Его мягкое мерцание заставляет что-то комом подкатывать к мужскому горлу, и это что-то очень трудно проглотить обратно, когда Женщина, имеющая отныне настоящую норковую шубу, укутанную в шкафу в старый халат от моли, обернувшись, говорит тихим грудным голосом: "Я не опоздала, Валерий Сергеевич? Вы не возражаете, если я выпью чашечку кофе?" Тут, главное, на ногах в первый момент устоять, а потом это проходит... Но, конечно, не до конца. Вначале у такой Женщины совершенно меняется походка, бедра начинают петь какую-то иную, несогласную со всем телом песню, которую так чутко улавливает мужская натура. Ее прямой, с виду спокойный взгляд направлен прямо тебе в душу, которая уже вся, бедненькая, устремляется, рвется к ней. Вот тут-то многие дуриком и попадаются, не чета тебе, касатик. Упаси тебя Бог, открывать свою многострадальную мужскую душу Женщине в норковой шубе!
ЧЕРВОННЫЙ ТУЗ
Это обычно дом женатых людей. Или почти женатых. При девятке пик кутеж, а в семейном дому - это, знаешь ли, драма. Хотя десятки и указывают на страсть, наслаждение. В общем раскладе этот туз читается еще и как свидание, почти деловое, и важный разговор
Где-то в самой середине этой весны у Кати впервые появилось странное ощущение какого-то парения - полного отсутствия опоры под ногами. И она действительно была рада, если ее вообще что-то могло еще обрадовать, что Валера вдруг пришел к ней. Но он, конечно, не мог навсегда бросить Наину и Егорку. Катя это понимала, но все равно была ему очень благодарна.

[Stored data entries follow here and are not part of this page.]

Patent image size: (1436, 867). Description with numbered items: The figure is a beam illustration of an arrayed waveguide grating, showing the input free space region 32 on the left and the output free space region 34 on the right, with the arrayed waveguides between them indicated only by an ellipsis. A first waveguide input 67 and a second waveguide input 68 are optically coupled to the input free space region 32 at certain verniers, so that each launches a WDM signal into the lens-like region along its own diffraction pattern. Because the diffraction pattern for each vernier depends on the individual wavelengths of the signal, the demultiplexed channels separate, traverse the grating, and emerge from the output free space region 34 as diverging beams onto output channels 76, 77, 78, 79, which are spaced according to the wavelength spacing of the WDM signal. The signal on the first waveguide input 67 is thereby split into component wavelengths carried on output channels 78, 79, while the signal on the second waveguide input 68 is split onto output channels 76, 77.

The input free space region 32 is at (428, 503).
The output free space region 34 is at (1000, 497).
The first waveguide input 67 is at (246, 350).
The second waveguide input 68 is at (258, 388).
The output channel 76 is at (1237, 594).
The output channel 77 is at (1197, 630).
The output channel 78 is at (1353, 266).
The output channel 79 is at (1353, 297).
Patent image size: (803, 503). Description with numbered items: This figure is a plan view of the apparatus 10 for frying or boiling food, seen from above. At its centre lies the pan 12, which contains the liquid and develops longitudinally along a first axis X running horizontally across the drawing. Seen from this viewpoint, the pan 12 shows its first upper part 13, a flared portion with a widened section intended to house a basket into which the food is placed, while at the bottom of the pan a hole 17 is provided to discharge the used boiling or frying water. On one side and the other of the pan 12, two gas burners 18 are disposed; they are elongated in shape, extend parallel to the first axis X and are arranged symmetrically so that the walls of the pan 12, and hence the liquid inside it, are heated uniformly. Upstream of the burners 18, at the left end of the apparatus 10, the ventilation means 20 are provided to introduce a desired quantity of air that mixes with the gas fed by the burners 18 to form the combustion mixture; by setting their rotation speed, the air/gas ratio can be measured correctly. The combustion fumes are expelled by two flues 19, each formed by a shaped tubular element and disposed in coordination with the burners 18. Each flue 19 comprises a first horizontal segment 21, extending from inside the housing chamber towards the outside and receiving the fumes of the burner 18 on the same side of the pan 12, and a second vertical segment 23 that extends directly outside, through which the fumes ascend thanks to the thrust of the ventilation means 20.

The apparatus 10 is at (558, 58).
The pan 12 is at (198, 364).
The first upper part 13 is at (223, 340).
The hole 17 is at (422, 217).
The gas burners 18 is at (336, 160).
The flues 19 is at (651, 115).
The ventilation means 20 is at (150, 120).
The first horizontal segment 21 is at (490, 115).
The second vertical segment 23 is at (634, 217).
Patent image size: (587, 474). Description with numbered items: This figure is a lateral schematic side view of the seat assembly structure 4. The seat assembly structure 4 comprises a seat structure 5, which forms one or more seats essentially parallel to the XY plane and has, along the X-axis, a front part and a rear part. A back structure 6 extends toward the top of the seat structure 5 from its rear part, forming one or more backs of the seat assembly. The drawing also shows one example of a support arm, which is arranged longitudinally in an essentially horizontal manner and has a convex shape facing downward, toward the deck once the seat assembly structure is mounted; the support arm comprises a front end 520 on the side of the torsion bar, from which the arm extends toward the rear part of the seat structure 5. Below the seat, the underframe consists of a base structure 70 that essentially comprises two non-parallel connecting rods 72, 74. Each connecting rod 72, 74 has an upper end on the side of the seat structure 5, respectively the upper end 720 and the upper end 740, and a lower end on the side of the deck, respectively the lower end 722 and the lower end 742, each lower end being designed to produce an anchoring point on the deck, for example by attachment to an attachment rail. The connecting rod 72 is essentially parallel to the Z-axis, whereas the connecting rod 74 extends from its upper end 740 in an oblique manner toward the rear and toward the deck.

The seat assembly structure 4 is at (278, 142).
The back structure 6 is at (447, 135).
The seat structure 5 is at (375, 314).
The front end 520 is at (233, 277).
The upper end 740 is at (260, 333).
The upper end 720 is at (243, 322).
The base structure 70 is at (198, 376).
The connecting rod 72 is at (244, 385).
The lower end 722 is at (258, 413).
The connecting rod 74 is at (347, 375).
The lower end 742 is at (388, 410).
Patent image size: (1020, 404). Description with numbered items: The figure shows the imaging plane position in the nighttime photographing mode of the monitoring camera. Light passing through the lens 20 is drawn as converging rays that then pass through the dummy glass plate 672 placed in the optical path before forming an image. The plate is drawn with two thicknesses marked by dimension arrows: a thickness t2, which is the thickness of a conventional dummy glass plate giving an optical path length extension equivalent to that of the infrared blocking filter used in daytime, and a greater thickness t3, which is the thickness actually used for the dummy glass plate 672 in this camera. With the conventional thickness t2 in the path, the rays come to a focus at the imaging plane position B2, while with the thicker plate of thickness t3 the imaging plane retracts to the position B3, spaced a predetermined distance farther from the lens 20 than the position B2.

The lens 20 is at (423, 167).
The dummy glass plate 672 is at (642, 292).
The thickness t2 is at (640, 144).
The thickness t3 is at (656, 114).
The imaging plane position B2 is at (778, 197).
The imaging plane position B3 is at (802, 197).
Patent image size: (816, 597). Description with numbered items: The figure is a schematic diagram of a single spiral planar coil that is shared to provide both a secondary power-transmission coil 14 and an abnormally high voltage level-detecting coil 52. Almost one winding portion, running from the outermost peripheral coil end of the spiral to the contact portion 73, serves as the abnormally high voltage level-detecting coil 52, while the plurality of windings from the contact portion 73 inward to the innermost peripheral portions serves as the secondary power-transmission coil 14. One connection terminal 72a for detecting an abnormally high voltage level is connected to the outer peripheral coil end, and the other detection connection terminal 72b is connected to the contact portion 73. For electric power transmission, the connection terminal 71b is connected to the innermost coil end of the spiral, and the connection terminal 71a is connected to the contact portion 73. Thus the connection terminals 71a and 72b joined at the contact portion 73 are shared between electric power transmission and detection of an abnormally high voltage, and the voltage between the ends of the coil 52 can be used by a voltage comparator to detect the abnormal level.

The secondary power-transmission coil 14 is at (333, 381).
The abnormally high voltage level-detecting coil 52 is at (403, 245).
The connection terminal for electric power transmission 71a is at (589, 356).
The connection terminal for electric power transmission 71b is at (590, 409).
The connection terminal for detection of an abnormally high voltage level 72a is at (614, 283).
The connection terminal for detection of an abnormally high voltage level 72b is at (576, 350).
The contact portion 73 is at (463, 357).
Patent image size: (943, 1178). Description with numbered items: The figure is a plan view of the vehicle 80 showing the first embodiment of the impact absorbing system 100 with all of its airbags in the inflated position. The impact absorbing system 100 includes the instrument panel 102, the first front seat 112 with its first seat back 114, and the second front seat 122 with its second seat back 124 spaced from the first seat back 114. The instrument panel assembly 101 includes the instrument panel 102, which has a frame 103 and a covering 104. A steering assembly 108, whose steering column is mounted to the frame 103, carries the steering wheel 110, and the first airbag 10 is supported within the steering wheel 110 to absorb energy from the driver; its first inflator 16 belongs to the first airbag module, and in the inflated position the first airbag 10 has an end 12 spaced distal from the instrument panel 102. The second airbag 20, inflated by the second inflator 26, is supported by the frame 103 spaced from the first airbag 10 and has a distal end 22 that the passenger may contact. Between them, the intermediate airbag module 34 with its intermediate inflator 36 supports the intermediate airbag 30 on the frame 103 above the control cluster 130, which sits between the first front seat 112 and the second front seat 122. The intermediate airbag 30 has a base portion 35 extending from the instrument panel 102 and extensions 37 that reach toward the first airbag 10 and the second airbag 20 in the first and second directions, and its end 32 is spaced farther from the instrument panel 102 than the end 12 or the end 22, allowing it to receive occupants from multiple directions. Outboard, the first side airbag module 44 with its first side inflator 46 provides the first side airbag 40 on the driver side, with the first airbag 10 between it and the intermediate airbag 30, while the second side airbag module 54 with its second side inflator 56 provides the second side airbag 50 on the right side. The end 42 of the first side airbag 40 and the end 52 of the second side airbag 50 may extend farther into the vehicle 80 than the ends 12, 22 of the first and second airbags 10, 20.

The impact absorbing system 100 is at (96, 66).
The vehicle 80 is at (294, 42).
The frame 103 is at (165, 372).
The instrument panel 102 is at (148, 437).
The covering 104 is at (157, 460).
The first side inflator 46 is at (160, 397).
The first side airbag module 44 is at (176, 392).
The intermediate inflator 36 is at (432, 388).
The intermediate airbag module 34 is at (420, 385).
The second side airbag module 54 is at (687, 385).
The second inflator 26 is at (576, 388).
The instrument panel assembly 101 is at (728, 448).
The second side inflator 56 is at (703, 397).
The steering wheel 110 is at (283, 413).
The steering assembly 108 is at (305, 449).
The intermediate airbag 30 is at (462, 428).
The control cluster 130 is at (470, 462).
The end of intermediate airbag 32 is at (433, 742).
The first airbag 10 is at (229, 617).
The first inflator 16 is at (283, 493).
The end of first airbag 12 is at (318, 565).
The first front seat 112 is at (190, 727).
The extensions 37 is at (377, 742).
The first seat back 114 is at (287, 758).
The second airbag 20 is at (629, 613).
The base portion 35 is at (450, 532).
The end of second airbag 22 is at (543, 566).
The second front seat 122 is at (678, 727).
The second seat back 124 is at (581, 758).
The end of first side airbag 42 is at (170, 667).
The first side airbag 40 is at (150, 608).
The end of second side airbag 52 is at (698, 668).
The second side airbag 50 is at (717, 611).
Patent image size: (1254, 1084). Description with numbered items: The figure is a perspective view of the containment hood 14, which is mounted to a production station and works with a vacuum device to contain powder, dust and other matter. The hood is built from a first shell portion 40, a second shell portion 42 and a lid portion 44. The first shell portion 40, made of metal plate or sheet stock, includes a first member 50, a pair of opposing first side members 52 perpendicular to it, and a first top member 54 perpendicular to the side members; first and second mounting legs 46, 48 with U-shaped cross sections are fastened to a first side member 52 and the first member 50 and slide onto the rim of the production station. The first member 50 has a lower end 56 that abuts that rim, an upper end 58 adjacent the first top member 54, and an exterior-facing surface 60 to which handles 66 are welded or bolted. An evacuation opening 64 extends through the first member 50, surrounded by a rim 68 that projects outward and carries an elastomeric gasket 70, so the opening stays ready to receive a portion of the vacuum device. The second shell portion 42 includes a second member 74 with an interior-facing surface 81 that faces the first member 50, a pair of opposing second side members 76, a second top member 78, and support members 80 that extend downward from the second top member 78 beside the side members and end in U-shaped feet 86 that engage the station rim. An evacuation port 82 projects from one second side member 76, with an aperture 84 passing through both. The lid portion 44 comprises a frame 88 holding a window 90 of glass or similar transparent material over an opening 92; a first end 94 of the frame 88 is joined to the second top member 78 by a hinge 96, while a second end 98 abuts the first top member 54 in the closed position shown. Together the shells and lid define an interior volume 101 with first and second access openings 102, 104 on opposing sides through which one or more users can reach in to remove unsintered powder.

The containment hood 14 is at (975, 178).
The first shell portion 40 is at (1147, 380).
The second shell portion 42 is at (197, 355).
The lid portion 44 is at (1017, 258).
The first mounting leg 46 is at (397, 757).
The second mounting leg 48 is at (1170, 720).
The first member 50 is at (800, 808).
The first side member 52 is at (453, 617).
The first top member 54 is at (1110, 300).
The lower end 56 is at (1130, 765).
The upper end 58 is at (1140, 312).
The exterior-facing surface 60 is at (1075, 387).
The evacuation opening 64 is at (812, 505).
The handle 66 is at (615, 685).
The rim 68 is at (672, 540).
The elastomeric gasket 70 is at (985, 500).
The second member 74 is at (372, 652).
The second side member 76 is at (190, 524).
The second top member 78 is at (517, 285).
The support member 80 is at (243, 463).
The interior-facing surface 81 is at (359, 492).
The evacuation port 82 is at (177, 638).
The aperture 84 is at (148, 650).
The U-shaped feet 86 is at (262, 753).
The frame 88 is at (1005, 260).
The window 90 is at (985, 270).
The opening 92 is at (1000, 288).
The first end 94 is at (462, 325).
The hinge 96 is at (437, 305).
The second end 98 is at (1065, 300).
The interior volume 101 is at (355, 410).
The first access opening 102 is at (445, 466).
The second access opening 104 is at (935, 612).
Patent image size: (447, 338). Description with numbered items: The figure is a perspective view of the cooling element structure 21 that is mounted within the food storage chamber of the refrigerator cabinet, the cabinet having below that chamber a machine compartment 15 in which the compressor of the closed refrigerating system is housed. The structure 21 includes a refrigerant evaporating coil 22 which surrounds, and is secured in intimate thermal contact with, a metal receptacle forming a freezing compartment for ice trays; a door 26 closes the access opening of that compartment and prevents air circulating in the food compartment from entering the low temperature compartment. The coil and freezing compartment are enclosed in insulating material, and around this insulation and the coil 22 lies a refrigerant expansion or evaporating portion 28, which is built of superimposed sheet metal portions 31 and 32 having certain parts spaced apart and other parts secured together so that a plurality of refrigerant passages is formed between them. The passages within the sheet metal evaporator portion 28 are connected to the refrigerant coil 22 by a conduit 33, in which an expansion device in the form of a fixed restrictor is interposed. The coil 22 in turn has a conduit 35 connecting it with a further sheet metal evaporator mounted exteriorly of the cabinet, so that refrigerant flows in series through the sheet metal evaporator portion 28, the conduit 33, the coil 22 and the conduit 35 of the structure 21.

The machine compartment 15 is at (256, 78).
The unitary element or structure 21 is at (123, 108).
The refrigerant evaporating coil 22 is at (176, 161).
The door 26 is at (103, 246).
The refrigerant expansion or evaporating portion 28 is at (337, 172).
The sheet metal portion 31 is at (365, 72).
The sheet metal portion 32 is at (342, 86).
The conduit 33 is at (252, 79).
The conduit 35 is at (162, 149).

Как бы она пережила без Валеры, например, то, что ее рабочий стол новый начальник отдела отдал пожарной инспекции? Конечно, для оформления лицензии был очень нужен этот пожарный протокол, по которому получалось, что пожарная сигнализация, не работавшая с начала перестройки, потому что кто-то срезал в коридоре идущие к ней провода, в прекрасном состоянии? Больше отдать в их отделе было нечего. Пустующие столы давно ушли за неуплату коммунальных услуг, у Кати оставался единственный, приличный стол. Остальные сидели за старыми столами архитекторов, исколотыми кнопками и иглами рапидографов. Такие столы пожарники брать отказались. Теперь Катя работала на подоконнике, сидя на корточках
на расшатанном стуле. Но теперь, когда у нее был Валера, это было даже забавно, а, кроме того, еще можно было иногда отдохнуть от всего, просто глядя в окно.Их отдел заканчивал два небольших объекта, на будущее, которое теперь совершенно не волновало Катьку, у них планировался только один жилой дом для богатых с невиданными по площади квартирами. Работа обещала быть денежной, но, конечно, по их достаточно скромным меркам. Все "оставшиеся в живых" сотрудницы гадали, какое задание они получат по этому объекту, очень переживали, опять начались хождения со слезами по начальству. И Катя была рада, что само присутствие в ее жизни Валерия позволяло ненадолго отключиться от этих проблем. Она так устала от сознания, что вся ее жизнь вполне зависит от любого недоброжелательного вторжения извне.
Иногда Валерий заезжал за ней в обед на вишневом джипе, и они даже ехали куда-нибудь перекусить. Женщины на работе с нескрываемой, тоскливой завистью спрашивали Катю, где она познакомилась с самим господином Кондратьевым, хотя ей самой почему-то было стыдно рассказывать о своей связи.
Даже Валентина Петровна при ней спокойно заявляла соседкам по подъезду, что ее дочь живет не с мужем, а с любовником, который на джипе ездит. Времена стремительно менялись, теперь иметь любовника считалось очень престижным. Да, любовники! А как тут жениться, если у Катьки - муж, а у того - жена. Живут же люди!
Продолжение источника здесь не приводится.